Con tal objetivo ya ha obtenido apoyos de los gobiernos chiíes de Irak y de Irán. Moscú envió apoyos navales, aéreos e infantería a Siria, e inició allí sus acciones militares.

Estados Unidos y sus aliados comparten el objetivo militar de vencer al Estado Islámico. En 2014-15, la coalición multinacional que lidera Washington ha llevado adelante más de 6.000 incursiones aéreas para combatir a este movimiento terrorista. Sin embargo, Obama no está dispuesto a sostener al tirano de Damasco, ni cree que la solución política al conflicto sirio deba tenerlo en cuenta. Entre sus aliados, Francia es el más decidido enemigo de Assad y quizá Alemania, en las últimas semanas, se haya mostrado como el más flexible, pero siempre dentro del convencimiento general de que el gobierno de Damasco ha cometido inaceptables crímenes de guerra.

En este sentido, es claro que cabe mucha más responsabilidad al régimen de Assad que al Estado Islámico en los más de 240.000 muertos que ya lleva la guerra civil en Siria.

Las diferencias entre Moscú y Washington son pues sustanciales en Medio Oriente. Putin ya dio su seguridad a Israel de que el armamento que llega para sostener al régimen sirio no irá a parar al grupo terrorista Hezbollah que opera sobre todo en el sur del Líbano. Pero lo más importante en la estrategia de Moscú, es mostrar al mundo que Rusia es capaz de estabilizar una región clave del sistema internacional sobre la base de su decidido involucramiento militar.

Porque Putin ha decidido enviar centenares de militares a Siria, y porque en su visión, está haciendo lo que hay que hacer, al disponerse a terminar con el grupo terrorista Estado Islámico. En paralelo, Obama tiene en cuenta la pésima experiencia estadounidense en la invasión de Irak en 2003, y ha repetido que su país no enviará tropas para ocupar el terreno reconquistado al Estado Islámico en Siria y en Irak.

Así, lo que se vive en Siria es una guerra civil con involucramientos militares de potencias de primer orden mundial y regional: Estados Unidos y Rusia, pero también Francia, Turquía e Irán, entre las más relevantes. Putin ha decidido ser protagonista para obtener un triunfo en esta guerra, apoyando a su aliado Assad y queriendo ser una potencia estabilizadora en todo Medio Oriente.

Es una política exterior que retoma con la histórica y conocida voluntad rusa de ocuparse en primera línea de los temas más relevantes de la escena internacional.

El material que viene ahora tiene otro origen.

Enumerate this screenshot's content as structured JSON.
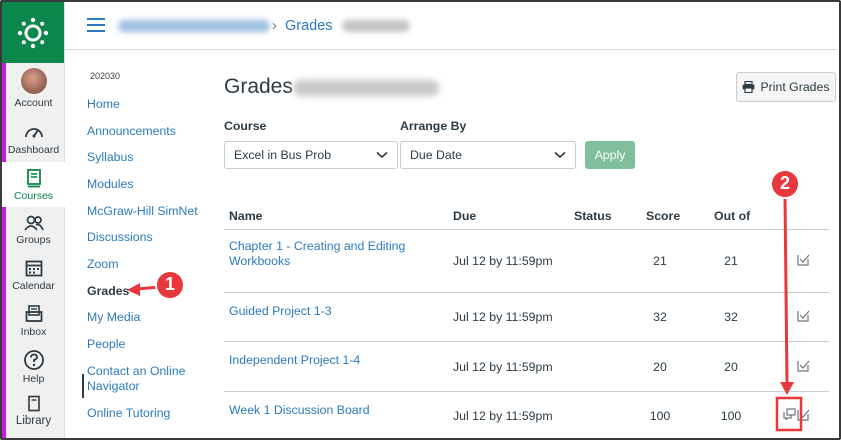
{
  "global_nav": {
    "items": [
      {
        "label": "Account",
        "icon": "avatar"
      },
      {
        "label": "Dashboard",
        "icon": "dashboard-icon"
      },
      {
        "label": "Courses",
        "icon": "courses-icon"
      },
      {
        "label": "Groups",
        "icon": "groups-icon"
      },
      {
        "label": "Calendar",
        "icon": "calendar-icon"
      },
      {
        "label": "Inbox",
        "icon": "inbox-icon"
      },
      {
        "label": "Help",
        "icon": "help-icon"
      },
      {
        "label": "Library",
        "icon": "library-icon"
      }
    ],
    "active": "Courses"
  },
  "breadcrumb": {
    "separator": "›",
    "current": "Grades"
  },
  "course_nav": {
    "term": "202030",
    "items": [
      "Home",
      "Announcements",
      "Syllabus",
      "Modules",
      "McGraw-Hill SimNet",
      "Discussions",
      "Zoom",
      "Grades",
      "My Media",
      "People",
      "Contact an Online Navigator",
      "Online Tutoring"
    ],
    "active": "Grades"
  },
  "page": {
    "title": "Grades"
  },
  "print_button": {
    "label": "Print Grades"
  },
  "filters": {
    "course_label": "Course",
    "course_value": "Excel in Bus Prob",
    "arrange_label": "Arrange By",
    "arrange_value": "Due Date",
    "apply_label": "Apply"
  },
  "table": {
    "headers": {
      "name": "Name",
      "due": "Due",
      "status": "Status",
      "score": "Score",
      "out_of": "Out of"
    },
    "rows": [
      {
        "name": "Chapter 1 - Creating and Editing Workbooks",
        "due": "Jul 12 by 11:59pm",
        "status": "",
        "score": "21",
        "out_of": "21"
      },
      {
        "name": "Guided Project 1-3",
        "due": "Jul 12 by 11:59pm",
        "status": "",
        "score": "32",
        "out_of": "32"
      },
      {
        "name": "Independent Project 1-4",
        "due": "Jul 12 by 11:59pm",
        "status": "",
        "score": "20",
        "out_of": "20"
      },
      {
        "name": "Week 1 Discussion Board",
        "due": "Jul 12 by 11:59pm",
        "status": "",
        "score": "100",
        "out_of": "100"
      }
    ]
  },
  "annotations": {
    "step1": "1",
    "step2": "2",
    "color": "#e8383d"
  },
  "colors": {
    "brand": "#0b874b",
    "link": "#2b7abc",
    "text": "#2d3b45",
    "apply": "#7fbf9a"
  }
}
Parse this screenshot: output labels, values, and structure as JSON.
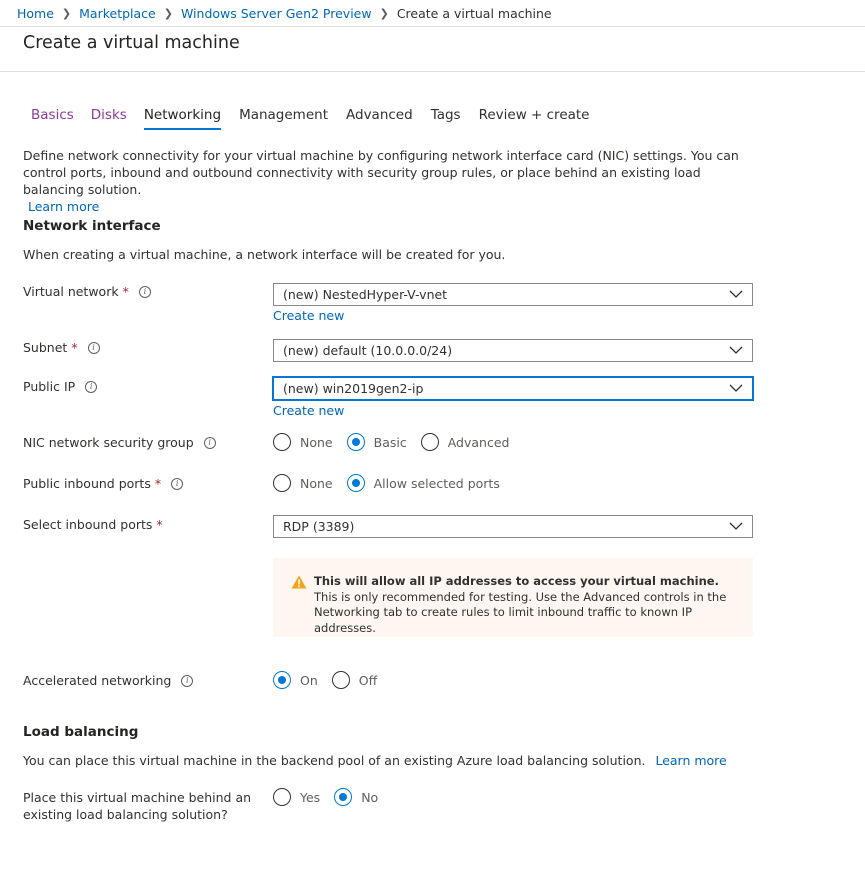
{
  "breadcrumb": {
    "items": [
      "Home",
      "Marketplace",
      "Windows Server Gen2 Preview"
    ],
    "current": "Create a virtual machine"
  },
  "page": {
    "title": "Create a virtual machine"
  },
  "tabs": [
    {
      "label": "Basics"
    },
    {
      "label": "Disks"
    },
    {
      "label": "Networking"
    },
    {
      "label": "Management"
    },
    {
      "label": "Advanced"
    },
    {
      "label": "Tags"
    },
    {
      "label": "Review + create"
    }
  ],
  "intro": {
    "text": "Define network connectivity for your virtual machine by configuring network interface card (NIC) settings. You can control ports, inbound and outbound connectivity with security group rules, or place behind an existing load balancing solution.",
    "learn_more": "Learn more"
  },
  "network_interface": {
    "title": "Network interface",
    "desc": "When creating a virtual machine, a network interface will be created for you."
  },
  "fields": {
    "virtual_network": {
      "label": "Virtual network",
      "value": "(new) NestedHyper-V-vnet",
      "create_new": "Create new"
    },
    "subnet": {
      "label": "Subnet",
      "value": "(new) default (10.0.0.0/24)"
    },
    "public_ip": {
      "label": "Public IP",
      "value": "(new) win2019gen2-ip",
      "create_new": "Create new"
    },
    "nic_nsg": {
      "label": "NIC network security group",
      "options": [
        "None",
        "Basic",
        "Advanced"
      ],
      "selected": "Basic"
    },
    "public_inbound_ports": {
      "label": "Public inbound ports",
      "options": [
        "None",
        "Allow selected ports"
      ],
      "selected": "Allow selected ports"
    },
    "select_inbound_ports": {
      "label": "Select inbound ports",
      "value": "RDP (3389)"
    },
    "accelerated_networking": {
      "label": "Accelerated networking",
      "options": [
        "On",
        "Off"
      ],
      "selected": "On"
    }
  },
  "warning": {
    "bold": "This will allow all IP addresses to access your virtual machine.",
    "text": "This is only recommended for testing.  Use the Advanced controls in the Networking tab to create rules to limit inbound traffic to known IP addresses."
  },
  "load_balancing": {
    "title": "Load balancing",
    "desc": "You can place this virtual machine in the backend pool of an existing Azure load balancing solution.",
    "learn_more": "Learn more",
    "question": "Place this virtual machine behind an existing load balancing solution?",
    "options": [
      "Yes",
      "No"
    ],
    "selected": "No"
  },
  "colors": {
    "accent": "#0078d4",
    "link": "#0067b8",
    "visited_tab": "#8a3a9a",
    "required": "#a4262c",
    "warning_bg": "#fdf6f1",
    "warning_icon": "#f7a21b"
  }
}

El desafío ruso a Washington en una región en la que hasta ahora Estados Unidos pretendía ser la potencia hegemónica, puede estar reeditando cierta Guerra Fría en una especie de versión regional siglo XXI. Pero, al igual que lo ocurrido en los años 70 y 80, tiene el talón de Aquiles de la enorme debilidad económica de Moscú.

Porque es una política que difícilmente pueda sostenerse en el tiempo sin desestabilizar la economía y las finanzas de la gran Rusia de Putin.